Emails show FBI investigated Trump tweets criticizing Obama and FBI, watchdog says
New emails between Peter Strzok, Lisa Page and a number of their colleagues reveal the timeline of events leading up to the renewal of the FISA application on Carter Page and the investigation of the president following his criticism of Obama and the FBI.
The conservative watchdog Judicial Watch says it has received more than 300 pages of emails between former FBI official Peter Strzok and former FBI attorney Lisa Page that includes records of the FBI discussing an investigation into tweets sent by President Trump in early 2017 about the agency spying on him at the behest of former President Obama.
In a March 2017 exchange, Strzok emails several of his colleagues, including Page, about several tweets the President Trump had sent earlier in the month commenting on suspected wire tapping at Trump Tower during the 2016 election.
"Terrible! Just found out that Obama had my 'wires tapped' in Trump Tower just before the victory. Nothing found. This is McCarthyism!" wrote POTUS on March 4.
"Is it legal for a sitting President to be "wire tapping" a race for president prior to an election? Turned down by court earlier. A NEW LOW!" Trump continued. "I'd bet a good lawyer could make a great case out of the fact that President Obama was tapping my phones in October, just prior to Election!"
He concluded the March 4 tweet storm with: "How low has President Obama gone to tap my phones during the very sacred election process. This is Nixon/Watergate Bad (or sick) guy!"
On March 29, 2017, then-FBI Director James Comey's chief of staff emailed Strzok, Page and several of their colleagues saying that the director would like a briefing on a "sensitive matter."
A followup email says that Comey requested the briefing so that he would be able to brief then-acting U.S. Attorney General Dana Boente.
One week after the email exchange and director's briefing, the second renewal and order of the FISA warrant on Trump campaign adviser Carter Page was filed.
The new emails also detail exchanges between FBI officials and reporters at CNN and the New York Times pertaining to the Russia investigation.
One exchange features Strzok emailing Page, with whom he had an affair, saying, "It makes me angry" that Sen.
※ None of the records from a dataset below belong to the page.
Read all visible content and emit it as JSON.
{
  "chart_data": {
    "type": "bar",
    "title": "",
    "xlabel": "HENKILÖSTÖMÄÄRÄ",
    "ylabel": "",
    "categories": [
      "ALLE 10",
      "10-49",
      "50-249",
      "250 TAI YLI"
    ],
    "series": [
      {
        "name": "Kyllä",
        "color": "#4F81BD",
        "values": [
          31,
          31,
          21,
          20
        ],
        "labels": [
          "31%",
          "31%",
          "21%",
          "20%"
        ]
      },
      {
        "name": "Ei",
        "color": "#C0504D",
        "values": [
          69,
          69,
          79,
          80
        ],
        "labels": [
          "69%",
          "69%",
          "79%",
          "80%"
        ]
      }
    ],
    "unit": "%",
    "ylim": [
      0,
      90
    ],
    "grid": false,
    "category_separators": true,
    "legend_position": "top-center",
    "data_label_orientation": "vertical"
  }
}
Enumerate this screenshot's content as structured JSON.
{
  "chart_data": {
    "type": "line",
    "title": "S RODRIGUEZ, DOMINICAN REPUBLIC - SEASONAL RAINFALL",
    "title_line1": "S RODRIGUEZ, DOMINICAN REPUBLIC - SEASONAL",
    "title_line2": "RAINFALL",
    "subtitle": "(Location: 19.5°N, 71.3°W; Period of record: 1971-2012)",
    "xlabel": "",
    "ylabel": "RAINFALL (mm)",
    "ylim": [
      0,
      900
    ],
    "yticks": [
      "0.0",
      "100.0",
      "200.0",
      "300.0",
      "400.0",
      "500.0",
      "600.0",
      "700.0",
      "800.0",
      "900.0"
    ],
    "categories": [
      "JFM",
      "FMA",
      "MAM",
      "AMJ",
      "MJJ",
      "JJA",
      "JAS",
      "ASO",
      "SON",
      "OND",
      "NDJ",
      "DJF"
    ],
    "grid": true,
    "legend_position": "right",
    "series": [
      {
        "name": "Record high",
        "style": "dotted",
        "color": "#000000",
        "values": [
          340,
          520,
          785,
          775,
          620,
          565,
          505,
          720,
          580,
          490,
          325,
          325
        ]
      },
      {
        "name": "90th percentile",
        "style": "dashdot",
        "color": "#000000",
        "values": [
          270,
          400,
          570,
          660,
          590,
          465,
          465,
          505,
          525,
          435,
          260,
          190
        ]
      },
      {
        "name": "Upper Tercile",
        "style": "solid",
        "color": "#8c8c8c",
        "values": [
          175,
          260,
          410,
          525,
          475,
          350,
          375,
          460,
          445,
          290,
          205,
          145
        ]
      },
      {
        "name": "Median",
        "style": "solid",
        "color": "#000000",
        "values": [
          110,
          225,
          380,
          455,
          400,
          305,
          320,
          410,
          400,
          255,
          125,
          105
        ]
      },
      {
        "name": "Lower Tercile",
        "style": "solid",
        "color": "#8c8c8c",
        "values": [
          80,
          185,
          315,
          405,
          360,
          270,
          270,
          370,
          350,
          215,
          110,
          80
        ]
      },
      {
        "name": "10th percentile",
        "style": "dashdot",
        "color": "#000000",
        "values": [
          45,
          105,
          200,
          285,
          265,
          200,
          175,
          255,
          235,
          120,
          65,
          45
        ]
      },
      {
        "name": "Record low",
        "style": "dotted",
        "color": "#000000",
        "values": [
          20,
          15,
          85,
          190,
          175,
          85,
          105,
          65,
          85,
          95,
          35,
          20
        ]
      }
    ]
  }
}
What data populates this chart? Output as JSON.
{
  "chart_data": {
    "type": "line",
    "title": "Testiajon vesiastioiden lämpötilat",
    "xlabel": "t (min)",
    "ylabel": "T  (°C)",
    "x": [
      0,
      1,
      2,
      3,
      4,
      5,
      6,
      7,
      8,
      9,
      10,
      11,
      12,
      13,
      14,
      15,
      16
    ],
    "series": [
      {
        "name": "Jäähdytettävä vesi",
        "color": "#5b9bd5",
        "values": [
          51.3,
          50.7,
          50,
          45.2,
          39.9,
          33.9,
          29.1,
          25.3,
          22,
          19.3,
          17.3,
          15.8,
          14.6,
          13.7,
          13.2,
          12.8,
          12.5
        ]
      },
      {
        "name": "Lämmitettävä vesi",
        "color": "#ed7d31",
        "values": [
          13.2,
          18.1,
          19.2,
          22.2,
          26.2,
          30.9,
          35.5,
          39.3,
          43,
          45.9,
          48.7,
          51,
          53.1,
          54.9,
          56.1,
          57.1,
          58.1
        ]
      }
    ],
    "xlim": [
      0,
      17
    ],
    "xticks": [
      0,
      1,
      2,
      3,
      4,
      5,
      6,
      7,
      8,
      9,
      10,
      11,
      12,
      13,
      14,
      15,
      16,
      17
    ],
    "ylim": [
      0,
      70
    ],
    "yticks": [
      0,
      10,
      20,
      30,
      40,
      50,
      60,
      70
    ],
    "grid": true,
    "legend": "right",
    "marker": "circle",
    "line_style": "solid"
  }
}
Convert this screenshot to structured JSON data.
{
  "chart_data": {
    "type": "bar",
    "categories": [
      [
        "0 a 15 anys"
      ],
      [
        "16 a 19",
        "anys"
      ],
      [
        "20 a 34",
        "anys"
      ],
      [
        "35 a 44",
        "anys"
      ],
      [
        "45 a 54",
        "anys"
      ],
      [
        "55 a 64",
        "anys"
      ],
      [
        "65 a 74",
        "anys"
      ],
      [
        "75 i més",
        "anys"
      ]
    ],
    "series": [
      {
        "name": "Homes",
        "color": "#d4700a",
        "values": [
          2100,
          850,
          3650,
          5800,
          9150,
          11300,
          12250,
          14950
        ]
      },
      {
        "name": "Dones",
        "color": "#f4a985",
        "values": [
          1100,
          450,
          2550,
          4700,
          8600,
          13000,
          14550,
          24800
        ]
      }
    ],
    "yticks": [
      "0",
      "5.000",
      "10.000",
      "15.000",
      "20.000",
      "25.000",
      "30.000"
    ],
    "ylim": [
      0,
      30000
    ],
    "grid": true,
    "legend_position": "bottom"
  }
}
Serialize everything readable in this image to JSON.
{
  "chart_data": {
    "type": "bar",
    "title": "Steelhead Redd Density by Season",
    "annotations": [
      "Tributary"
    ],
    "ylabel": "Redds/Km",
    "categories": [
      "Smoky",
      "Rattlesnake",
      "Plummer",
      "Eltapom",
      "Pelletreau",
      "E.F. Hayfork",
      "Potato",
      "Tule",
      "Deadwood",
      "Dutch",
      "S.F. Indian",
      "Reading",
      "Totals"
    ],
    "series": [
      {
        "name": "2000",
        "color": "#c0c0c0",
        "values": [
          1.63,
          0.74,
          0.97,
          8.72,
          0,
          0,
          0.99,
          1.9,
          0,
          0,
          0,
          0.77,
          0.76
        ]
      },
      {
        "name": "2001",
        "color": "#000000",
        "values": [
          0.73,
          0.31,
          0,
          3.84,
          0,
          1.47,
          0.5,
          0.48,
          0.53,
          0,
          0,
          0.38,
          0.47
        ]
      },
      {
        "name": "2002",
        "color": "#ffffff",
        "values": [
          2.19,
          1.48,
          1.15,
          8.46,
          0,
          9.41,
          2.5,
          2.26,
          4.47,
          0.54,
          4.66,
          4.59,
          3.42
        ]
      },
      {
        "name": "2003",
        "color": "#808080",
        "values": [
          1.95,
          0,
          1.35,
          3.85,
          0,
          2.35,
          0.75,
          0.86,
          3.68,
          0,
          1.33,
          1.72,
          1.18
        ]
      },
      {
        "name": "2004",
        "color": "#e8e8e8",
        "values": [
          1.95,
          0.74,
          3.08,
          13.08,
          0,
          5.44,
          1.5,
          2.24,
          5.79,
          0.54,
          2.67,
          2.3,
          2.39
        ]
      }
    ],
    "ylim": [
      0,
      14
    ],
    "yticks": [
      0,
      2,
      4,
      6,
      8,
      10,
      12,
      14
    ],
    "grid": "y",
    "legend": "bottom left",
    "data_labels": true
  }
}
Chuck Grassley (R-Iowa) had published a letter demanding answers from the FBI about Deputy Director Andrew McCabe overseeing the Russia investigation, when his wife accepted $700,000 from associates of Hillary Clinton during her run for the Virginia state senate.
A third exchange features FBI colleagues passing around an article from Gizmodo revealing Comey's private Twitter handle.
"My respect for the D [Director] only solidifies when I see that he named himself after America's preeminent 20th century political theologian." Gizmodo reported that Comey used the Twitter handle Reinhold Niebuhr, a prominent American theologian who embraced a non-absolutist Marxist philosophy.
"These astonishing emails, which have been hidden for years, show the Comey FBI was investigating President Trump over his critical tweets of the agency and Obama's spying abuse and misconduct," said Judicial Watch President Tom Fitton. "These emails also show that Comey was intimately involved with illegal and dishonest FISA spy op against President Trump."